A federal appeals court on May 6 became the second to reject the Trump administration’s interpretation of federal immigration law allowing mandatory detention without bond hearings for many illegal immigrants facing deportation proceedings. The decision deepens a circuit split some believe will lead to the Supreme Court taking up the matter.
In a 2-1 ruling, the Atlanta-based 11th U.S. Circuit Court of Appeals stated Immigration and Customs Enforcement (ICE) cannot require detention for most immigrants arrested inside the U.S. without allowing them to seek release through bond hearings. The majority held that the agency’s interpretation of a 1996 immigration law exceeded the authority Congress gave the executive branch under federal immigration law and conflicted with decades-old immigration statutes.
🚨 A divided 11th Circuit panel rejected the Trump administration’s position that undocumented immigrants arrested in the U.S. must be detained without bond while fighting removal proceedings. pic.twitter.com/FtvS2q4N1s
— SCOTUS Wire (@scotus_wire) May 6, 2026
“Simply put, the language that Congress has chosen to use does not grant to the Executive unfettered authority to detain, without the possibility of bond, every unadmitted alien present in the country,” Judge Stanley Marcus, joined by Judge Robin Rosenbaum, wrote for the majority.
Marcus was appointed by former President Bill Clinton, and Rosenbaum by former President Barack Obama.
The dispute centers on whether ICE can classify many immigrants already inside the U.S. as “applicants for admission,” which would allow the government to detain them without bond hearings under a 1996 law. ICE implemented the policy in July 2025, and the Board of Immigration Appeals later endorsed it in September 2025, according to Politico.
Judge Barbara Lagoa, a Trump appointee, dissented against the May 6 ruling, arguing that the majority distorted the law’s meaning. According to Lagoa, there is no meaningful difference between an “applicant for admission” and an “alien seeking admission.”

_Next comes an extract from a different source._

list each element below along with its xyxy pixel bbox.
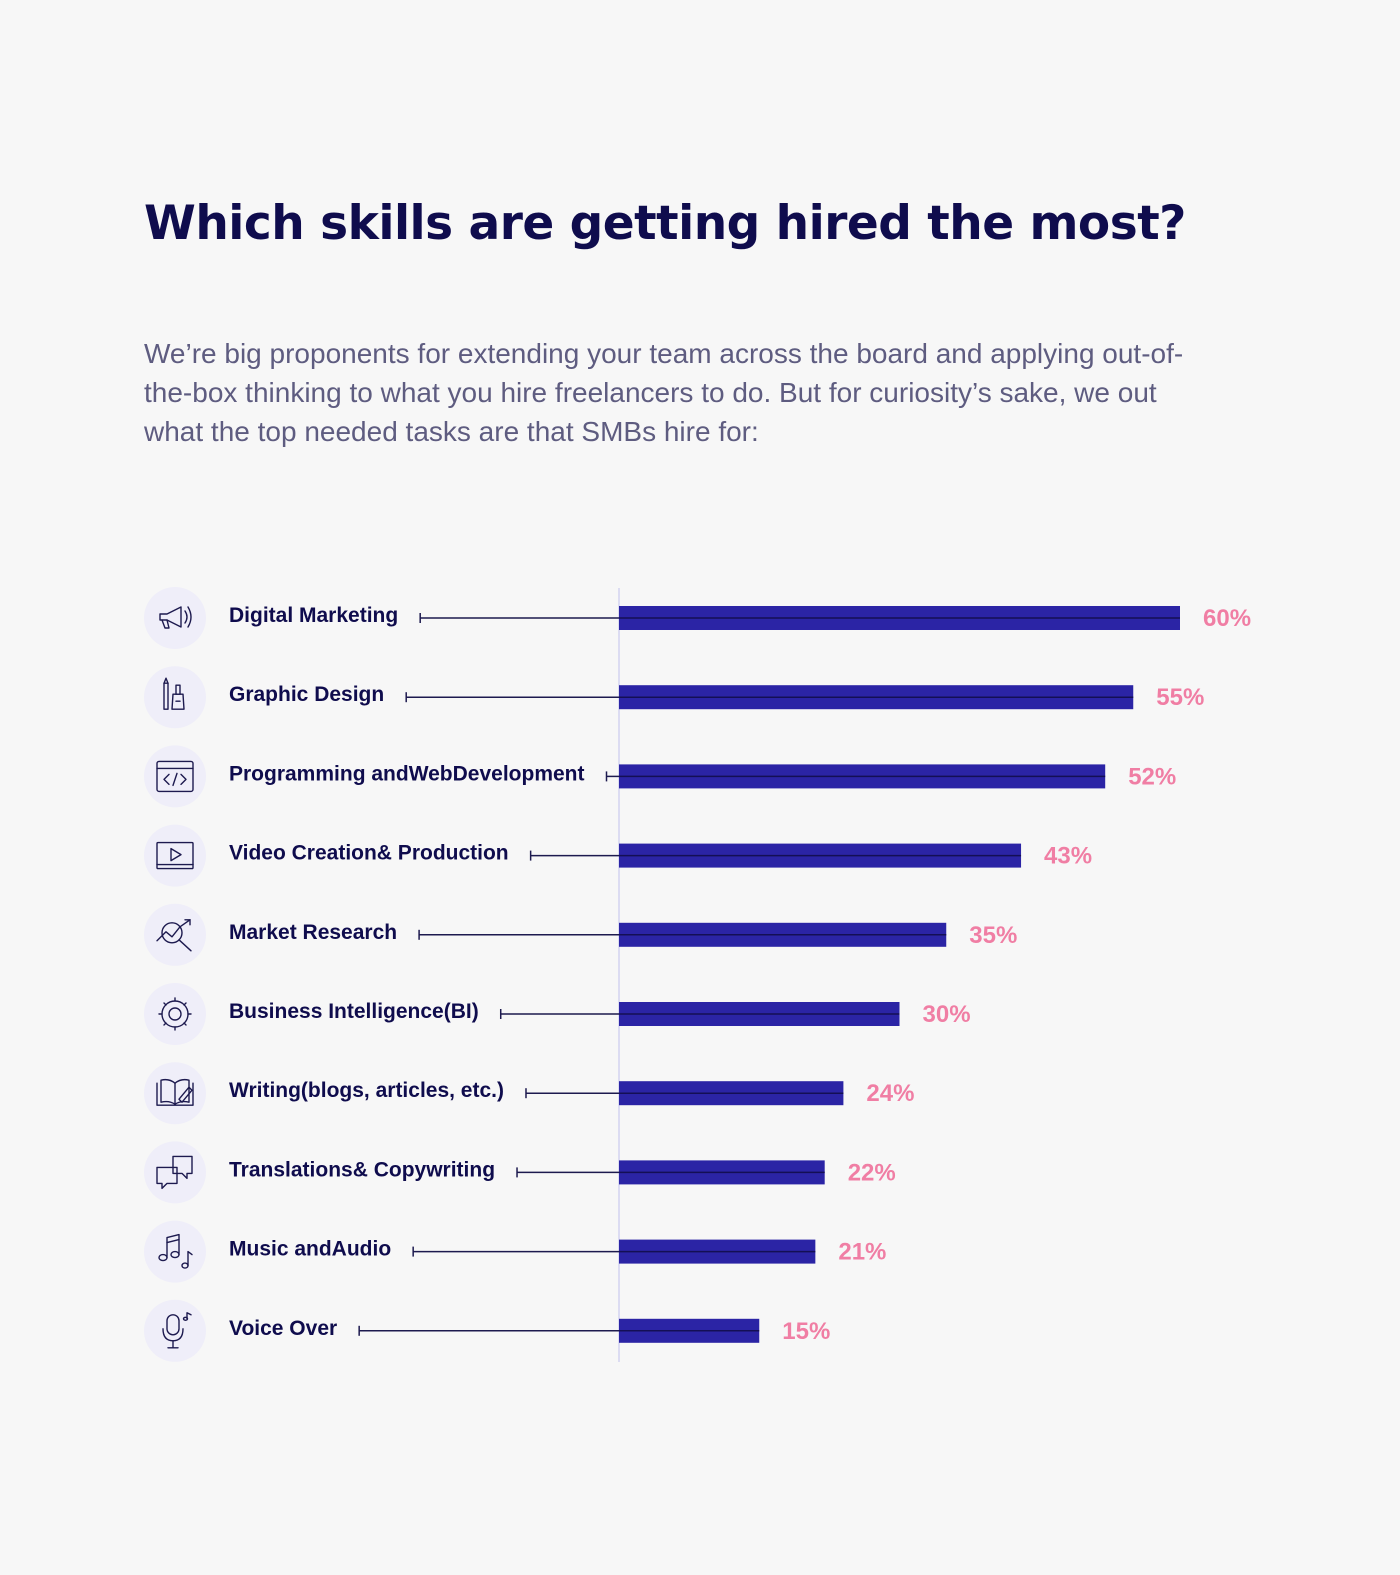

“To ‘apply’ simply means to request or seek something. When a person applies for something, they are necessarily seeking it,” Lagoa wrote in her dissent. “No one would say, ‘She is an applicant for admission to the University of Miami, but she is not seeking admission to the University of Miami.’”
The ruling follows a similar decision in April by the 2nd Circuit Court of Appeals in New York. Two other circuits — the 5th and 8th — have upheld the policy in divided rulings, according to AP News. A 7th Circuit panel on May 5 split three ways on the policy, with one judge rejecting it, another agreeing with it, and the third declining to weigh in.
Politico reported that the split among the circuits suggests the matter will ultimately fall to the Supreme Court.
A Department of Homeland Security spokesperson told the news outlet — citing opinions from the Board of Immigration Appeals, decisions of the 5th and 8th courts of appeals, and Lagoa’s dissent – that the agency remains confident its interpretation of the law will prevail.